In the Items 1, 4, and 5, the digital signal processor (DSP) RTL was modified for ASIC from an FPGA implementation. This 22 nm bulk process ASIC is now in its second design iteration, incorporating SRAM macros operating at 4K and converting some operations to floating point with smaller bit widths.
In the Item 2, we continued device modeling and design evaluation for RF front-end circuits in cryo. Our wiring resistance model was confirmed and improved through measurements, leading to a practical model (Figure 2). We also designed a PLL clock generation, confirming its 4K operation. RF signal source and mixer circuits were designed using the 22nm CMOS process.

In the Item 3, we involved measuring a 12-bit, 2 Gsps DAC designed in the 22 nm CMOS process at room temperature and 4 K. Due to poor linearity, the effective number of bits (ENOB) was 6 bits, falling short of expectations. However, we established a 4K measurement environment and identified improvement areas for future prototypes.
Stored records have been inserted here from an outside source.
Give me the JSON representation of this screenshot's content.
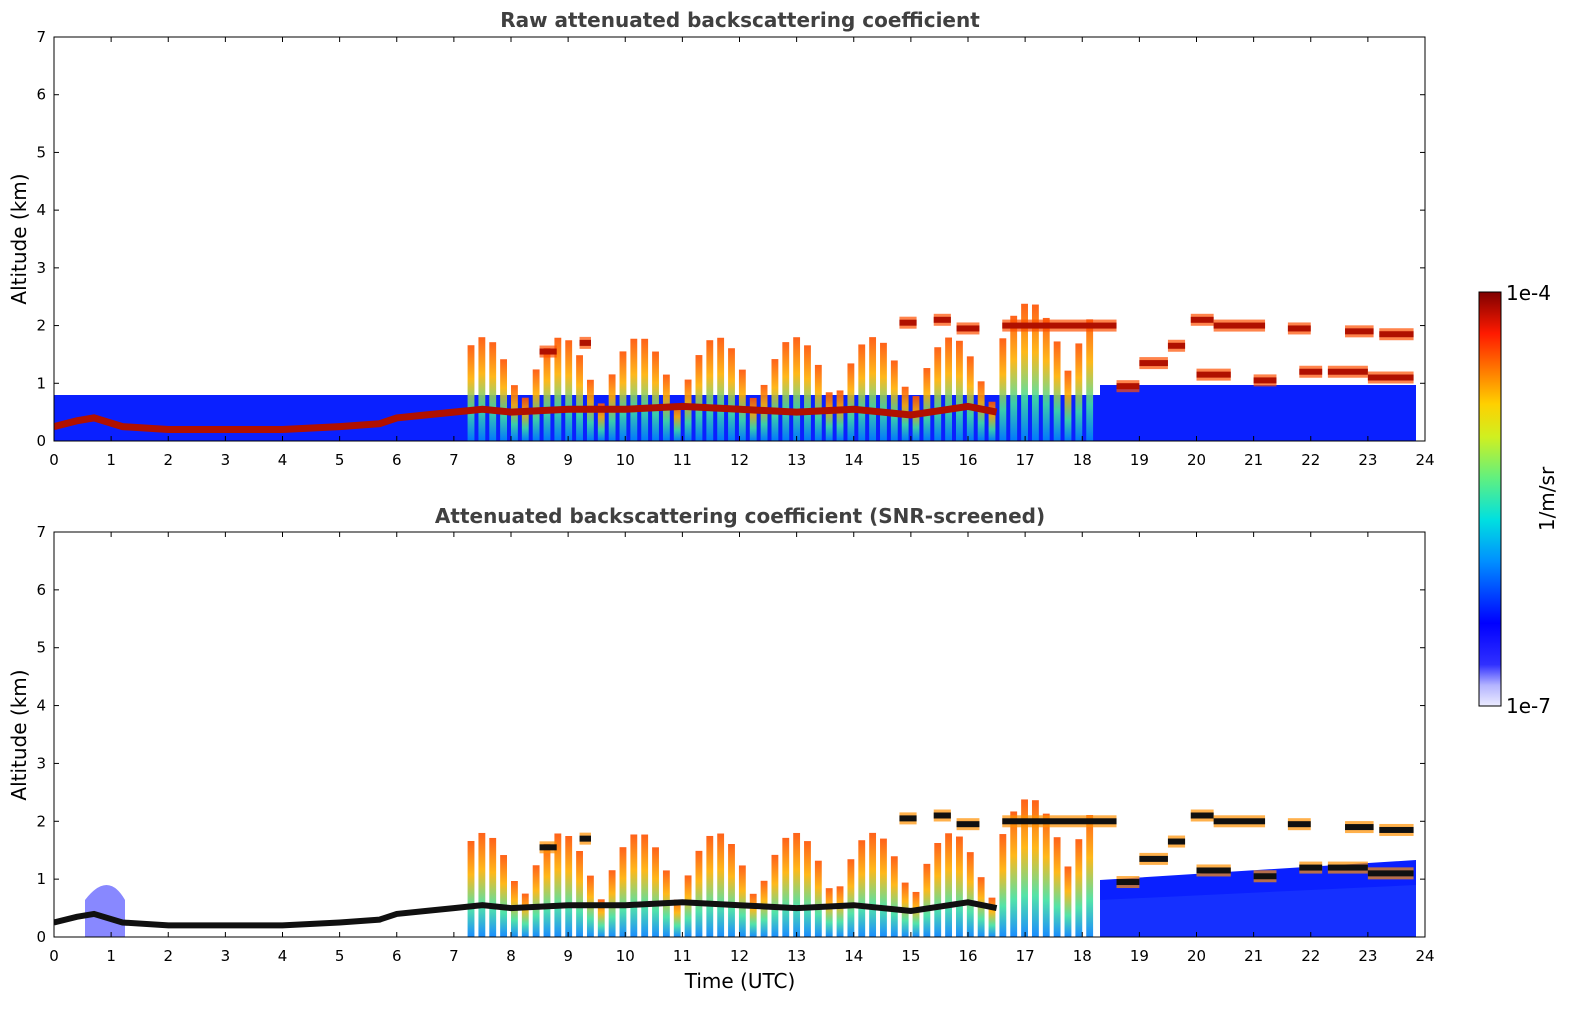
{
  "chart_data": [
    {
      "type": "heatmap",
      "title": "Raw attenuated backscattering coefficient",
      "xlabel": "",
      "ylabel": "Altitude (km)",
      "xlim": [
        0,
        24
      ],
      "ylim": [
        0,
        7
      ],
      "xticks": [
        "0",
        "1",
        "2",
        "3",
        "4",
        "5",
        "6",
        "7",
        "8",
        "9",
        "10",
        "11",
        "12",
        "13",
        "14",
        "15",
        "16",
        "17",
        "18",
        "19",
        "20",
        "21",
        "22",
        "23",
        "24"
      ],
      "yticks": [
        "0",
        "1",
        "2",
        "3",
        "4",
        "5",
        "6",
        "7"
      ],
      "boundary_layer_top_km": [
        [
          0,
          0.25
        ],
        [
          0.4,
          0.35
        ],
        [
          0.7,
          0.4
        ],
        [
          1.2,
          0.25
        ],
        [
          2,
          0.2
        ],
        [
          3,
          0.2
        ],
        [
          4,
          0.2
        ],
        [
          5,
          0.25
        ],
        [
          5.7,
          0.3
        ],
        [
          6,
          0.4
        ],
        [
          6.5,
          0.45
        ],
        [
          7,
          0.5
        ],
        [
          7.5,
          0.55
        ],
        [
          8,
          0.5
        ],
        [
          9,
          0.55
        ],
        [
          10,
          0.55
        ],
        [
          11,
          0.6
        ],
        [
          12,
          0.55
        ],
        [
          13,
          0.5
        ],
        [
          14,
          0.55
        ],
        [
          15,
          0.45
        ],
        [
          16,
          0.6
        ],
        [
          16.5,
          0.5
        ]
      ],
      "cloud_segments": [
        {
          "x": [
            16.6,
            18.6
          ],
          "y": 2.0
        },
        {
          "x": [
            19.9,
            20.3
          ],
          "y": 2.1
        },
        {
          "x": [
            20.3,
            21.2
          ],
          "y": 2.0
        },
        {
          "x": [
            21.6,
            22.0
          ],
          "y": 1.95
        },
        {
          "x": [
            22.6,
            23.1
          ],
          "y": 1.9
        },
        {
          "x": [
            23.2,
            23.8
          ],
          "y": 1.85
        },
        {
          "x": [
            14.8,
            15.1
          ],
          "y": 2.05
        },
        {
          "x": [
            15.4,
            15.7
          ],
          "y": 2.1
        },
        {
          "x": [
            15.8,
            16.2
          ],
          "y": 1.95
        },
        {
          "x": [
            8.5,
            8.8
          ],
          "y": 1.55
        },
        {
          "x": [
            9.2,
            9.4
          ],
          "y": 1.7
        },
        {
          "x": [
            19.5,
            19.8
          ],
          "y": 1.65
        },
        {
          "x": [
            19.0,
            19.5
          ],
          "y": 1.35
        },
        {
          "x": [
            20.0,
            20.6
          ],
          "y": 1.15
        },
        {
          "x": [
            21.0,
            21.4
          ],
          "y": 1.05
        },
        {
          "x": [
            21.8,
            22.2
          ],
          "y": 1.2
        },
        {
          "x": [
            22.3,
            23.0
          ],
          "y": 1.2
        },
        {
          "x": [
            23.0,
            23.8
          ],
          "y": 1.1
        },
        {
          "x": [
            18.6,
            19.0
          ],
          "y": 0.95
        }
      ]
    },
    {
      "type": "heatmap",
      "title": "Attenuated backscattering coefficient (SNR-screened)",
      "xlabel": "Time (UTC)",
      "ylabel": "Altitude (km)",
      "xlim": [
        0,
        24
      ],
      "ylim": [
        0,
        7
      ],
      "xticks": [
        "0",
        "1",
        "2",
        "3",
        "4",
        "5",
        "6",
        "7",
        "8",
        "9",
        "10",
        "11",
        "12",
        "13",
        "14",
        "15",
        "16",
        "17",
        "18",
        "19",
        "20",
        "21",
        "22",
        "23",
        "24"
      ],
      "yticks": [
        "0",
        "1",
        "2",
        "3",
        "4",
        "5",
        "6",
        "7"
      ]
    }
  ],
  "colorbar": {
    "label": "1/m/sr",
    "max_label": "1e-4",
    "min_label": "1e-7",
    "colormap": "jet",
    "colors": [
      "#ececff",
      "#c8c8ff",
      "#9a9aff",
      "#0000ff",
      "#0050ff",
      "#00a0ff",
      "#00e0e0",
      "#40f0a0",
      "#a0f040",
      "#e0e020",
      "#ffc000",
      "#ff7000",
      "#ff2000",
      "#c00000",
      "#7f0000"
    ]
  }
}
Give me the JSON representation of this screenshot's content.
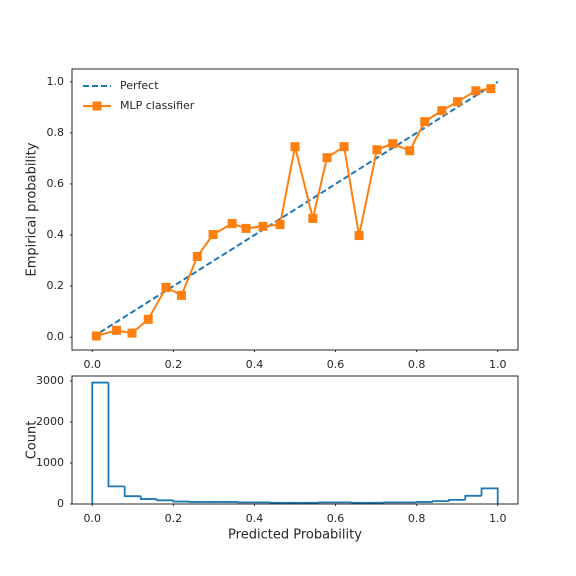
{
  "chart_data": [
    {
      "type": "line",
      "ylabel": "Empirical probability",
      "xlim": [
        -0.05,
        1.05
      ],
      "ylim": [
        -0.05,
        1.05
      ],
      "xticks": [
        {
          "value": 0,
          "label": "0.0"
        },
        0.2,
        0.4,
        0.6,
        0.8,
        {
          "value": 1,
          "label": "1.0"
        }
      ],
      "yticks": [
        {
          "value": 0,
          "label": "0.0"
        },
        0.2,
        0.4,
        0.6,
        0.8,
        {
          "value": 1,
          "label": "1.0"
        }
      ],
      "legend": "upper left",
      "series": [
        {
          "name": "Perfect",
          "color": "#1f77b4",
          "style": "dashed",
          "x": [
            0,
            1
          ],
          "values": [
            0,
            1
          ]
        },
        {
          "name": "MLP classifier",
          "color": "#ff7f0e",
          "marker": "square",
          "x": [
            0.01,
            0.06,
            0.098,
            0.138,
            0.182,
            0.22,
            0.259,
            0.298,
            0.345,
            0.379,
            0.421,
            0.463,
            0.5,
            0.544,
            0.579,
            0.621,
            0.658,
            0.702,
            0.741,
            0.783,
            0.82,
            0.862,
            0.901,
            0.946,
            0.983
          ],
          "values": [
            0.005,
            0.027,
            0.016,
            0.07,
            0.195,
            0.164,
            0.316,
            0.402,
            0.445,
            0.426,
            0.434,
            0.441,
            0.746,
            0.465,
            0.703,
            0.746,
            0.398,
            0.734,
            0.758,
            0.73,
            0.844,
            0.887,
            0.922,
            0.965,
            0.973
          ]
        }
      ]
    },
    {
      "type": "histogram",
      "xlabel": "Predicted Probability",
      "ylabel": "Count",
      "xlim": [
        -0.05,
        1.05
      ],
      "ylim": [
        0,
        3120
      ],
      "xticks": [
        {
          "value": 0,
          "label": "0.0"
        },
        0.2,
        0.4,
        0.6,
        0.8,
        {
          "value": 1,
          "label": "1.0"
        }
      ],
      "yticks": [
        0,
        1000,
        2000,
        3000
      ],
      "color": "#1f77b4",
      "bins": [
        0,
        0.04,
        0.08,
        0.12,
        0.16,
        0.2,
        0.24,
        0.28,
        0.32,
        0.36,
        0.4,
        0.44,
        0.48,
        0.52,
        0.56,
        0.6,
        0.64,
        0.68,
        0.72,
        0.76,
        0.8,
        0.84,
        0.88,
        0.92,
        0.96,
        1
      ],
      "counts": [
        2960,
        430,
        190,
        120,
        90,
        60,
        50,
        50,
        50,
        40,
        40,
        30,
        30,
        30,
        40,
        40,
        30,
        30,
        40,
        40,
        50,
        70,
        100,
        200,
        380
      ]
    }
  ]
}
Additionally, Bayesian optimization achieved automatic design of an 8-bit unitary DAC in under 6 hours, with future work focusing on scaling to 12 bits.
In the Item 4, we designed an 8-channel time-interleaved ADC (Figure 3a) using a 22-nm bulk CMOS process for high-speed cryo operation. A mismatch correction circuit for time-interleaved operation was also designed, and test chips (Figure 3b) were fabricated. The ADCs operated normally at room temperature and in liquid helium (4.2K), successfully developing a 10-bit resolution, 2 Gsps sampling rate ADC.